The issue involving the term limit for matching bids under ROFR has bounced back and forth between the Federal Energy Regulatory Commission and the U.S. Court of Appeals for the District of Columbia several times over the past decade. The Commission, exasperated with the issue, decided to eliminate the ROFR term cap altogether in an October 2002 order, rather than set another term cap and face the prospect of another court remand (see Daily GPI, Oct. 31, 2002).

The American Gas Association (AGA), which represents local distribution companies (LDCs), petitioned the appeals court last week to review the FERC ruling, arguing that “ROFR protects consumers from the exercise of market power by providing natural gas utilities the opportunity to negotiate contracts by matching the bid of another prospective shipper at reasonable terms.”

“I really don’t anticipate it [being remanded to FERC]. But if we get it back, I just hope it comes with Betty Crocker directions,” Wood told reporters following a speech to a conference sponsored by National Energy Marketers Association in Washington Wednesday.

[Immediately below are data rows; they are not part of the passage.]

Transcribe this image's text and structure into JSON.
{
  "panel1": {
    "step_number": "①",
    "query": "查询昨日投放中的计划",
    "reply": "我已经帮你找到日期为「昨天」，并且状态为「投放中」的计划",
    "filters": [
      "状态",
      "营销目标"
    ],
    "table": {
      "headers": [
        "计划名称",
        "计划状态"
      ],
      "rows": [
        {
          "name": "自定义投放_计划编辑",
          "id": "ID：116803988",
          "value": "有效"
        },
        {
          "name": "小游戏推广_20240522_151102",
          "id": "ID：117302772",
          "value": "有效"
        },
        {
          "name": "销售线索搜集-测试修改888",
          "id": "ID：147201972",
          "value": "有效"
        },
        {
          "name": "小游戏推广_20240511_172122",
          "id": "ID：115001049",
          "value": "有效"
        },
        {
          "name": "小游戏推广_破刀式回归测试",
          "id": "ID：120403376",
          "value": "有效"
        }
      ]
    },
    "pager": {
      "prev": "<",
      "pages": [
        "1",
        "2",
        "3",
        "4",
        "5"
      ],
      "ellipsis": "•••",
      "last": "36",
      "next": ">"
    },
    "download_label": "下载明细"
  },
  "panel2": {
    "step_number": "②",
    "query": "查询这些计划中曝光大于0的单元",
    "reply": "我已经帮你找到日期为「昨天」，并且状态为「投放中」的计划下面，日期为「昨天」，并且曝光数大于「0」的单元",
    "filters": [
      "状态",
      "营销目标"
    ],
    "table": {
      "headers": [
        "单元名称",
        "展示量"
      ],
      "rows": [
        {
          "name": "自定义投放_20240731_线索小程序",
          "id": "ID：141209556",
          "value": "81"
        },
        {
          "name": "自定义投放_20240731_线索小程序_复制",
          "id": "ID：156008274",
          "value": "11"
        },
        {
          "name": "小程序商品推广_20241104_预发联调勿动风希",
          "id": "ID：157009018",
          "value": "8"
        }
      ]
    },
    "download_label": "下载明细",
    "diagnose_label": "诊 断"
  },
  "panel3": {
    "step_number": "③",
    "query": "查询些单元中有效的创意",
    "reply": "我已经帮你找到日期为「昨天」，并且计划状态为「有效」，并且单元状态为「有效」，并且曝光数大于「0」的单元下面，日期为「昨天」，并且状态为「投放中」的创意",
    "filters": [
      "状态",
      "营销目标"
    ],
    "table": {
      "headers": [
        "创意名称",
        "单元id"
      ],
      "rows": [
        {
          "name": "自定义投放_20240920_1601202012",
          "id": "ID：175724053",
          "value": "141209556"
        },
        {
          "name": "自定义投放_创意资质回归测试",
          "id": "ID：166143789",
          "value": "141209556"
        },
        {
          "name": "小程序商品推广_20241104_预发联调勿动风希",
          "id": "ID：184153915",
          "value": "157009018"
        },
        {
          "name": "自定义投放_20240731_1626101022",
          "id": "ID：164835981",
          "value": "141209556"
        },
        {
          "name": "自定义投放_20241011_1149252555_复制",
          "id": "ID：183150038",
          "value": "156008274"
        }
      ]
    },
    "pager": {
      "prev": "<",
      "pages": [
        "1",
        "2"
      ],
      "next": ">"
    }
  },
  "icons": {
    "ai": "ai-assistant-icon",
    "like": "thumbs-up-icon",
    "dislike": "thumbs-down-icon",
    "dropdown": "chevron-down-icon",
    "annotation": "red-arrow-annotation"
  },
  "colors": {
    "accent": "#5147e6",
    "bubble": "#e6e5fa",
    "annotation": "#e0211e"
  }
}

He wants the court to offer specific guidance on an issue that has frustrated the Commission over the years. “I was there in [Order] 636 when we tried to do it. The court didn’t like 20 years [as a matching term cap]. The court didn’t like our defense of five years. What does the court like? Tell us how we can actually do this in a way that passes court muster, and we’ll put a term cap back in there.”

The courts “say ‘no’ to this [number]. The courts say ‘no’ to that. What…do you want?” Wood asked.

Since the courts have been routinely dissatisfied with FERC’s selection of a matching term cap and/or the agency’s justification for the number, Wood would like the court to recommend a specific number. “The court can say five [years]. It can say 15. Just tell me what the number [should be] as opposed to what we got, which is just kind of no answer at all.”

In April 2002, the appellate court remanded the ROFR matching cap issue to the Commission, saying the agency had failed to provide an “affirmative explanation” for its choice of five years for the matching cap. The remand was sort of the last straw for the agency, and caused it to eliminate the matching cap completely in October 2002.

Prior to the October 2002 ruling, an existing pipeline shipper whose contract was set to expire had to match a competitor’s bid up to a pipeline’s maximum rate, but only for a term of up to five years in order to keep his capacity. But as a result of the decision, an existing shipper seeking to renew his expiring contract now had to match the term in a third-party bid, regardless of the length — 10, 20 or 30 years. This pitted LDCs against gas-fired merchant power plants, which often have to lock in long-term gas supplies and transportation in order to satisfy their lenders.

The Commission reinforced its decision in an order on rehearing issued in January of this year.

The decision on rehearing, like the earlier one, was a major blow to existing pipeline shippers, especially LDCs and industrial gas users, who believed that FERC’s requirement of a five-year matching cap under ROFR helped to curtail potential pipeline abuse of shippers.